If it were not for the support of my wife, Holly, there is no doubt that I could not have completed this race, which is quite possibly the most ultimate physical and emotional test in all of trail running. She believes in me and encourages me, even fooling me into thinking that I am a better runner than my talent dictates. If the front runners have been dealt a full house talent-wise, then I am the guy at the poker game that’s trying to piece together a few pairs of 4’s and 5’s.
My son Sawyer provided incredible motivation and energy every day. He also keeps me grounded, often reminding me of what’s really important when I might be obsessing a bit too much over this race, or other details.
Trail Runner Magazine Editor and friend Michael Benge, who endured yet another long pacing assignment with me. Over my two Hardrock 100 finishes, Michael has dragged me over nearly 80 miles of the Hardrock 100 course.
Ryan Welch, for his pacing inspiration and weekly runs around the gravel paths of all-too-flat Lafayette, Colorado. His wife, Tiff, for helping to crew during the race.
My employer, Boa Technology, and the MoAB group (Motivated Associated of Boa). We all do a great job of keeping each other focused.

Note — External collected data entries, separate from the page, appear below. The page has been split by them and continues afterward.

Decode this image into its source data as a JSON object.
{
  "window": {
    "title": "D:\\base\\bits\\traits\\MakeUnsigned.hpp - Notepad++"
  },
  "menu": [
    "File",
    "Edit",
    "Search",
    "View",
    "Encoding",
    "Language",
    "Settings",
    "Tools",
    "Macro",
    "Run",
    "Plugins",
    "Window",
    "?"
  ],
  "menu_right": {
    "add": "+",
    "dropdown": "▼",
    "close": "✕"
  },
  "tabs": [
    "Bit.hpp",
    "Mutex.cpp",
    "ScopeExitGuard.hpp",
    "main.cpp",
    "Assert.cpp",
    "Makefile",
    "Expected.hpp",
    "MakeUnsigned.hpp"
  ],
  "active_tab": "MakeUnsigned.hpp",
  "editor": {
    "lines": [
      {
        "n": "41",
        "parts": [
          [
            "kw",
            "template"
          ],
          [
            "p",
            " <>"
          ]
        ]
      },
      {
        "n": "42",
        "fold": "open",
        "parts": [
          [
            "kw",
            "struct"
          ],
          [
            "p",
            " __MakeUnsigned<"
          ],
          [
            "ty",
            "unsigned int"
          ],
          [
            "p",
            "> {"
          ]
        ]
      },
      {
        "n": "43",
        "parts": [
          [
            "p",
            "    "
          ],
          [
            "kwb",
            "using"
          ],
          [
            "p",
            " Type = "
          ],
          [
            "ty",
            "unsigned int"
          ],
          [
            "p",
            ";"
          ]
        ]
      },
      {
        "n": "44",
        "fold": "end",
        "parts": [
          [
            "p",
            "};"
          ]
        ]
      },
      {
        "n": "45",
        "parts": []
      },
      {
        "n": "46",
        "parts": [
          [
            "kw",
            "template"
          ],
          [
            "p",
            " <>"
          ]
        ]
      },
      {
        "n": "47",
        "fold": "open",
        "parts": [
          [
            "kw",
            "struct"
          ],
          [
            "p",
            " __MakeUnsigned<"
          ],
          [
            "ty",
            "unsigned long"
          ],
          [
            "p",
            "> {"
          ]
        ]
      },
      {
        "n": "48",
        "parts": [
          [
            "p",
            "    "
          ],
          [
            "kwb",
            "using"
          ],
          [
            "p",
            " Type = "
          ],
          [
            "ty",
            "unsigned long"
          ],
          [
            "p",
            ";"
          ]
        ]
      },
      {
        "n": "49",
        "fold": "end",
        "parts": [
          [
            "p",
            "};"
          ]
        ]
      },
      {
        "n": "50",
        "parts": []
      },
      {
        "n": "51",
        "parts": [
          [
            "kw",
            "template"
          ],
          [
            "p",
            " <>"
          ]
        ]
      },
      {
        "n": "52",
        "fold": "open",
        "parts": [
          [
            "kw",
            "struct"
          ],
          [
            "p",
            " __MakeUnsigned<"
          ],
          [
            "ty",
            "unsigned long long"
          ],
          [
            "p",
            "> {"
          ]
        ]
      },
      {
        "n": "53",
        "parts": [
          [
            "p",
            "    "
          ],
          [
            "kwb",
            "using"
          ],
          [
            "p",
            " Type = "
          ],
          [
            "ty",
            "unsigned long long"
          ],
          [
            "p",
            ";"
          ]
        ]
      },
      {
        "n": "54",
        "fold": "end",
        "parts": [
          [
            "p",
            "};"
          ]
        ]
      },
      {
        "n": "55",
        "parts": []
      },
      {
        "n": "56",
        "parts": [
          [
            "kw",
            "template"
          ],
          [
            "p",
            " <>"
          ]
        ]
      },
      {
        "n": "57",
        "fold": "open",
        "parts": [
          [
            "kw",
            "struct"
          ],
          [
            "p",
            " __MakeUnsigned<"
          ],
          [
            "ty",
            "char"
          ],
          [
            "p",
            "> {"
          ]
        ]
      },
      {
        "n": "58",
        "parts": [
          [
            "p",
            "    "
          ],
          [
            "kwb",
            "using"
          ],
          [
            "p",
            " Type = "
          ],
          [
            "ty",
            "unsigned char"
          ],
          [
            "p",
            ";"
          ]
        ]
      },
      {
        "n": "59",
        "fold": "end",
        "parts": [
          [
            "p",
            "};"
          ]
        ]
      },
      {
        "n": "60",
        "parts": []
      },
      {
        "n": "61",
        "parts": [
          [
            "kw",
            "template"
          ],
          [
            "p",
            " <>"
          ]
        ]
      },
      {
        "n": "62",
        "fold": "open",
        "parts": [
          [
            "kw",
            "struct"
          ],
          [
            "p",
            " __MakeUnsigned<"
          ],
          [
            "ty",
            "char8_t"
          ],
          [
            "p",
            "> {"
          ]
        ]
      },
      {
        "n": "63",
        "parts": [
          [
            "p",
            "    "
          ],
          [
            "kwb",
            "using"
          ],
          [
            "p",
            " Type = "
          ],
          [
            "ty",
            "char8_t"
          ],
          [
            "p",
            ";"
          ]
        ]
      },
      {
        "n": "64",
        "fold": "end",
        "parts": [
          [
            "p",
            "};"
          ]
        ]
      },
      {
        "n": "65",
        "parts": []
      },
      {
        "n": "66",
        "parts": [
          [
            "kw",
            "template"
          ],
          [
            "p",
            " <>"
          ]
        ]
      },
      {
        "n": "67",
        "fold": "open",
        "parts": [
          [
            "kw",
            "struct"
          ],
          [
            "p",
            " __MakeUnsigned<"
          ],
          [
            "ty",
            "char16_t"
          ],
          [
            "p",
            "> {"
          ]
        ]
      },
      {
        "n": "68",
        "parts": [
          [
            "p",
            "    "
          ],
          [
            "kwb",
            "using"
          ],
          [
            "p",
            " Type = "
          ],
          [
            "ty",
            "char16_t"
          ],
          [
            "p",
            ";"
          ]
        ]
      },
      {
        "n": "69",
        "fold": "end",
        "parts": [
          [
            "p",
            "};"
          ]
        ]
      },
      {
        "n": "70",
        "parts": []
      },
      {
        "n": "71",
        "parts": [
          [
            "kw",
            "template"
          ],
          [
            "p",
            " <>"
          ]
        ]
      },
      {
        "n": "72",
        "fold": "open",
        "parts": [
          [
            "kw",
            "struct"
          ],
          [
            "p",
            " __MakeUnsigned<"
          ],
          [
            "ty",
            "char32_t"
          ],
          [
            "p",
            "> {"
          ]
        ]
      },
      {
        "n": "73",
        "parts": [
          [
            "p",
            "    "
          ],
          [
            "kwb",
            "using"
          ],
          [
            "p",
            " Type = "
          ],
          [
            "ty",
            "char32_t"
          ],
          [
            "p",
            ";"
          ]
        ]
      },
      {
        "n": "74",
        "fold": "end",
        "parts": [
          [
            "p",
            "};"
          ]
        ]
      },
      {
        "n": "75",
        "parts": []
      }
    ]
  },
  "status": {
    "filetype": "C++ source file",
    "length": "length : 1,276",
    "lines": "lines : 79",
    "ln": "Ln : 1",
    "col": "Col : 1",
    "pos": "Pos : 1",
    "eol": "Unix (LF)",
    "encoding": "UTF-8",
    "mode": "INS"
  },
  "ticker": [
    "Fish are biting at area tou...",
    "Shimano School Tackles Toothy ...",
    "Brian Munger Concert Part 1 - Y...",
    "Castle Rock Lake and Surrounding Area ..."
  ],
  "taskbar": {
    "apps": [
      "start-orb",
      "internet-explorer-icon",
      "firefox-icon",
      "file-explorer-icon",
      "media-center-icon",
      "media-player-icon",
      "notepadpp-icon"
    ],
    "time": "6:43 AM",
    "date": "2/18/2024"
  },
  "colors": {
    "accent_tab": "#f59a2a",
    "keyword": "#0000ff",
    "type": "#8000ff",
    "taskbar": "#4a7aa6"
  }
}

Montrail, for making great trail-running shoes. It is incredible to see them getting their mojo back under new leadership – while reminding everybody of their unyielding commitment to the core of the sport. How genuine is that commitment? Two days before this race race, I realized that I would need another pair of the Montrail Rockridge. There aren’t any running stores in Silverton, so I called their headquarters and explained my quandary. They dropped everything and overnighted a pair to my little rental cottage in Silverton! If you haven’t worn Montrails for some time, it is time to give them another shot!
RecoFit, makers of the calf compression socks. They sent me a pair of their socks as I was scrambling to find any way to increase my hobbled chances of reaching the finish line. Does compression work? I’ll leave it to other runners to decide. But my personal opinion is that they do – in fact, I have no doubts. I had a lot less fatigue build-up in my calves.
And, speaking of gear that got me to the finish line, I need to thank Black Diamond. Those Z-Lite poles are destined to become a must-have staple for anybody aspiring to race well at a mountain ultramaraton. If you haven’t checked them out, get to their site right away. Yes, they are pricey, but they are worth every last penny as you’re huffing up to the summit of a fourteener – or running down.
So, as I type the final words of this recap (it turned out far more verbose than I thought), I am gearing up for another run at Hardrock. I leave tomorrow for Silverton. Training has gone so much better this year – I’ve run more mileage, bike further, and stayed injury-free. I’ll give it a hard try to crack the Top 10, but the field is absolutely stacked this year. If the chips don’t fall in my favor, I’ll know from my 2010 experience that it’s always an option to dump the competitive juices and simply take the Hardrock for what it is – an unequaled experience that can make you feel more alive (and, at times, closer to calamity) than ever.